Depuis des décennies, le test A1C est le principal critère de référence pour la gestion du diabète de type 2 (DT2). Bien que ce test sanguin reste un outil essentiel, les experts médicaux délaissent de plus en plus la simple gestion des symptômes pour s’attaquer aux causes profondes de la maladie.
Le consensus qui se dessine est clair : alors que l’HbA1C vous indique ce qui se passe dans votre circulation sanguine, la perte de poids explique pourquoi cela se produit et ouvre la voie à une véritable rémission de la maladie.
Les limites du « Gold Standard » A1C
Le test A1C mesure votre glycémie moyenne au cours des trois mois précédents. Il s’agit d’un marqueur diagnostique essentiel utilisé par les médecins pour évaluer l’efficacité d’un plan de gestion du diabète. Cependant, se fier uniquement à cette métrique comporte ses pièges :
- Il suit les symptômes, pas les causes : L’HbA1C indique la quantité de sucre circulant, mais elle ne révèle pas la pathologie sous-jacente à l’origine des taux de glucose élevés.
- Il manque de nuances en temps réel : Comme il s’agit d’une moyenne sur trois mois, il ne peut pas capturer l’impact immédiat de repas spécifiques, d’une activité physique ou de changements soudains de médicaments. C’est pourquoi de nombreux prestataires s’orientent vers la surveillance continue de la glycémie (CGM) pour des données plus granulaires.
Comment la perte de poids cible la cause profonde
Pour comprendre pourquoi la perte de poids est si transformatrice, il faut examiner où la graisse est stockée. Le diabète de type 2 est profondément lié à un excès de graisse dans trois zones spécifiques : le foie, le pancréas et la région abdominale (graisse viscérale).
1. Réduire l’inflammation
La graisse viscérale, la graisse entourant vos organes internes, agit comme une source de molécules inflammatoires. Cette inflammation est l’un des principaux facteurs de la résistance à l’insuline, caractéristique du diabète de type 2.
2. Restaurer la fonction des organes
L’excès de graisse dans le foie peut éventuellement migrer vers le pancréas. Lorsque le pancréas devient graisseux, il perturbe les cellules bêta responsables de la production d’insuline.
* La fenêtre de rémission : La recherche suggère que la perte de 10 % à 15 % du poids corporel total peut réduire la graisse dans ces organes, permettant potentiellement aux cellules bêta de récupérer leur fonction.

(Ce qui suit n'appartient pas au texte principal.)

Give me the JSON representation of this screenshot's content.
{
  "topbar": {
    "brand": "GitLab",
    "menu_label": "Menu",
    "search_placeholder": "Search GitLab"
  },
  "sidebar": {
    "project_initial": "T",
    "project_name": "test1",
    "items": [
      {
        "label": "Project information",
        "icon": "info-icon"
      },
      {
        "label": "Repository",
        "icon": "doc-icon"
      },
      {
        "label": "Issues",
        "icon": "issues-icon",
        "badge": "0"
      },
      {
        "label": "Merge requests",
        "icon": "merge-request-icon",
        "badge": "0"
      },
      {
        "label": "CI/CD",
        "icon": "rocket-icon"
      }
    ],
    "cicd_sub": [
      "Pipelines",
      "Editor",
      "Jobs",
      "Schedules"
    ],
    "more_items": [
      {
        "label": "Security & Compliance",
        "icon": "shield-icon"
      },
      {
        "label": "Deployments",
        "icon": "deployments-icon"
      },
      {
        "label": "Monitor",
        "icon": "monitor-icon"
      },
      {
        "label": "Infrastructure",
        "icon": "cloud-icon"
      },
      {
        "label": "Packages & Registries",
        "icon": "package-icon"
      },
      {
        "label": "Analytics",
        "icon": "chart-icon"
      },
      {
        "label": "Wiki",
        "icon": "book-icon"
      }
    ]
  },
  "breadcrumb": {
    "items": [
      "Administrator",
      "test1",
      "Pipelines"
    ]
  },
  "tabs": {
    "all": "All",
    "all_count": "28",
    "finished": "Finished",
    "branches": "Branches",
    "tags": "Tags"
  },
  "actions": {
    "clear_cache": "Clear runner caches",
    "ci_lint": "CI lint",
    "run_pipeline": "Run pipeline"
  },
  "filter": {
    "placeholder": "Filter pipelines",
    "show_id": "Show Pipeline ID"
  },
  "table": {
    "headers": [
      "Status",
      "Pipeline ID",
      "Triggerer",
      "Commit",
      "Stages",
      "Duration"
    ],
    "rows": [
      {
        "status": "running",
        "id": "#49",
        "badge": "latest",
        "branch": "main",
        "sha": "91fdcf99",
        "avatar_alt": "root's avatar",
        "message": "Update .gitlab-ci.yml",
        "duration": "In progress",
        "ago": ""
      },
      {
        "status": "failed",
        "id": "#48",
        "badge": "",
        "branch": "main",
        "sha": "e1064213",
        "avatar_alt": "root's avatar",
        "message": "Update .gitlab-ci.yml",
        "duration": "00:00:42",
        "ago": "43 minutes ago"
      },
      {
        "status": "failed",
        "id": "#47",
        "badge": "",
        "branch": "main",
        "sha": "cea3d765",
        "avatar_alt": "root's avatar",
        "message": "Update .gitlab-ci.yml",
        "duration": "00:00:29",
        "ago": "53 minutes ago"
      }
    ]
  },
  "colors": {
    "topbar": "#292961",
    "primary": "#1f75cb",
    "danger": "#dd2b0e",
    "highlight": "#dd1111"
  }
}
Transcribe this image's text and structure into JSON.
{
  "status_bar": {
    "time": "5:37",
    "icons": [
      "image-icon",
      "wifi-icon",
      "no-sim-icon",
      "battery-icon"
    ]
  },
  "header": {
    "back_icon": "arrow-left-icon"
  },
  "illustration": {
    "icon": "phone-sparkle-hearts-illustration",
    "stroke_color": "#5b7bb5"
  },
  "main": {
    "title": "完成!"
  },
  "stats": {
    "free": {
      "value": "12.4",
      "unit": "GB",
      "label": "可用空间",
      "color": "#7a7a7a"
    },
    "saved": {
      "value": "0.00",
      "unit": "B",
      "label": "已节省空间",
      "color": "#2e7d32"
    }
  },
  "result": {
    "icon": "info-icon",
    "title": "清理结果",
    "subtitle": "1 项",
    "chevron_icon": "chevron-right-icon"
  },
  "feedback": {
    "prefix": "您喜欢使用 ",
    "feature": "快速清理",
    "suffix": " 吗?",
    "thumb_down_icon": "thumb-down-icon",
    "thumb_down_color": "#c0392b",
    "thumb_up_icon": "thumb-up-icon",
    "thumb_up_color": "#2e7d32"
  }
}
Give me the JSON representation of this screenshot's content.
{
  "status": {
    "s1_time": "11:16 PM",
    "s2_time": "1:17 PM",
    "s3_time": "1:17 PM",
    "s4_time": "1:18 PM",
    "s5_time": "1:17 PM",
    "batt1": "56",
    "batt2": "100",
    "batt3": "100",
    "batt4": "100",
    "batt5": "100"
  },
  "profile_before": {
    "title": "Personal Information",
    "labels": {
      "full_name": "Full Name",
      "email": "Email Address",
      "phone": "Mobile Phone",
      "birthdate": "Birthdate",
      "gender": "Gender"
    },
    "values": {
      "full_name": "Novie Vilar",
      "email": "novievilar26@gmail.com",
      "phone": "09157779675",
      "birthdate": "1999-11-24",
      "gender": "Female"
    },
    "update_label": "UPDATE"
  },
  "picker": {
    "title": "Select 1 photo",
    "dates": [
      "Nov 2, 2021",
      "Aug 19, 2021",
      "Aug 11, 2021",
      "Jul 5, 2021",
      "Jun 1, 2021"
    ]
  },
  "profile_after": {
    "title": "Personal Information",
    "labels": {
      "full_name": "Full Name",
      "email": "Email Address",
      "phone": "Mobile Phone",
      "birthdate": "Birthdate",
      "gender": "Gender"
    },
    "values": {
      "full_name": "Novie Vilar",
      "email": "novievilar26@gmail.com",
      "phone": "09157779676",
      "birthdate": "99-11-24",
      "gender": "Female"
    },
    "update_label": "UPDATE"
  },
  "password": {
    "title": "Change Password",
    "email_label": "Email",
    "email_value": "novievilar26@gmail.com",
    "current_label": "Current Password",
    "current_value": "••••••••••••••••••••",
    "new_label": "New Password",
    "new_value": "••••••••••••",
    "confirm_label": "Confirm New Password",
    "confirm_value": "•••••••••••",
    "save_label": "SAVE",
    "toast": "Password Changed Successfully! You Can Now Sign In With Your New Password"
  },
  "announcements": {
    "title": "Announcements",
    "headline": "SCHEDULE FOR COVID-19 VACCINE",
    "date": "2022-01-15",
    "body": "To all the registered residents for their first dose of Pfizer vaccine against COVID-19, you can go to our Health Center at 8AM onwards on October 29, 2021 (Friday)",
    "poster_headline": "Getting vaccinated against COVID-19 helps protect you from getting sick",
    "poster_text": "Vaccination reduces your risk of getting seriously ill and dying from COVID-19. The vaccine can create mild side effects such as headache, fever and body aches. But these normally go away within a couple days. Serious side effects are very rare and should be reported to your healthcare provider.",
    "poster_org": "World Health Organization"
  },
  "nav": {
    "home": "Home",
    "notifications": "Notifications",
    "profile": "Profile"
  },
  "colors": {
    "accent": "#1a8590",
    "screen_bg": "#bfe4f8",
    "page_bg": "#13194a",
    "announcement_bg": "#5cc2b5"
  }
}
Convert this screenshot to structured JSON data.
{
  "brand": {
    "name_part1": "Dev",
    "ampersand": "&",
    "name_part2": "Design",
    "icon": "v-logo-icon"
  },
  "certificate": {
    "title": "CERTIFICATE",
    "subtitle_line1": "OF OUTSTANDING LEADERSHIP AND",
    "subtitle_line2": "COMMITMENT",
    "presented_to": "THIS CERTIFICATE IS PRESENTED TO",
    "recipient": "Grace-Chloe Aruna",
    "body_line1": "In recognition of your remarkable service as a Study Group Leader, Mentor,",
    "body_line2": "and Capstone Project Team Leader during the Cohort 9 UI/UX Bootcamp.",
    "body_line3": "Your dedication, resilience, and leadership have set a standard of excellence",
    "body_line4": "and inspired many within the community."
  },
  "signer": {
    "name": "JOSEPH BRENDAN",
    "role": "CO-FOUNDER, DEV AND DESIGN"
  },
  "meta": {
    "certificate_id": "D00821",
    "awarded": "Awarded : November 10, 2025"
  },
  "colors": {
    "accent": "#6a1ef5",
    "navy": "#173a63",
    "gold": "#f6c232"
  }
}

* L’intervention précoce est importante : Ce processus est plus efficace lorsqu’il est abordé tôt dans la progression de la maladie.
« Une perte de poids significative peut faire plus que simplement améliorer les taux de glucose », déclare le Dr Nuzhat Chalisa du Morris Hospital and Healthcare Center. “Chez certaines personnes, cela peut effectivement modifier l’évolution de la maladie.”
3. Le facteur « poids normal »
Il est intéressant de noter que la perte de poids ne concerne pas uniquement les personnes ayant un IMC élevé. De petites études ont montré que même les individus au seuil d’un poids « normal » (IMC de 25) peuvent atteindre une rémission grâce à des interventions alimentaires structurées et hypocaloriques qui réduisent la graisse des organes. Remarque : les stratégies de perte de poids doivent toujours être supervisées par un médecin pour éviter une insuffisance pondérale.
Le rôle des médicaments GLP-1
Le paysage du traitement du diabète évolue avec l’essor des agonistes des récepteurs GLP-1. Ces médicaments ont un double objectif, agissant comme un pont entre le contrôle de la glycémie et la gestion du poids en :
* Suppression de l’appétit et augmentation du sentiment de satiété.
* Ralentissement de la vidange gastrique.
* Réguler la sécrétion d’insuline du pancréas.
Bien que ceux-ci soient souvent prescrits lorsque des médicaments standard comme la metformine ne parviennent pas à atteindre les objectifs d’A1C, les experts suggèrent que les patients n’ont pas nécessairement besoin de « échouer » aux anciens traitements avant de discuter de ces nouvelles thérapies ciblant le poids avec leur médecin.
Résumé : Un changement de stratégie
L’objectif de la gestion du diabète passe du entretien à la rémission. Bien que l’A1C reste un outil nécessaire pour surveiller la glycémie, se concentrer sur la perte de poids s’attaque aux facteurs biologiques de la maladie, en particulier l’inflammation et la graisse dans les organes.
L’essentiel : Aborder le poids et la santé métabolique dès le début, même au stade prédiabétique, est l’un des moyens les plus efficaces de prévenir les complications à long terme telles que les maladies rénales, les lésions nerveuses et les problèmes cardiovasculaires, améliorant ainsi à la fois la qualité et la durée de vie.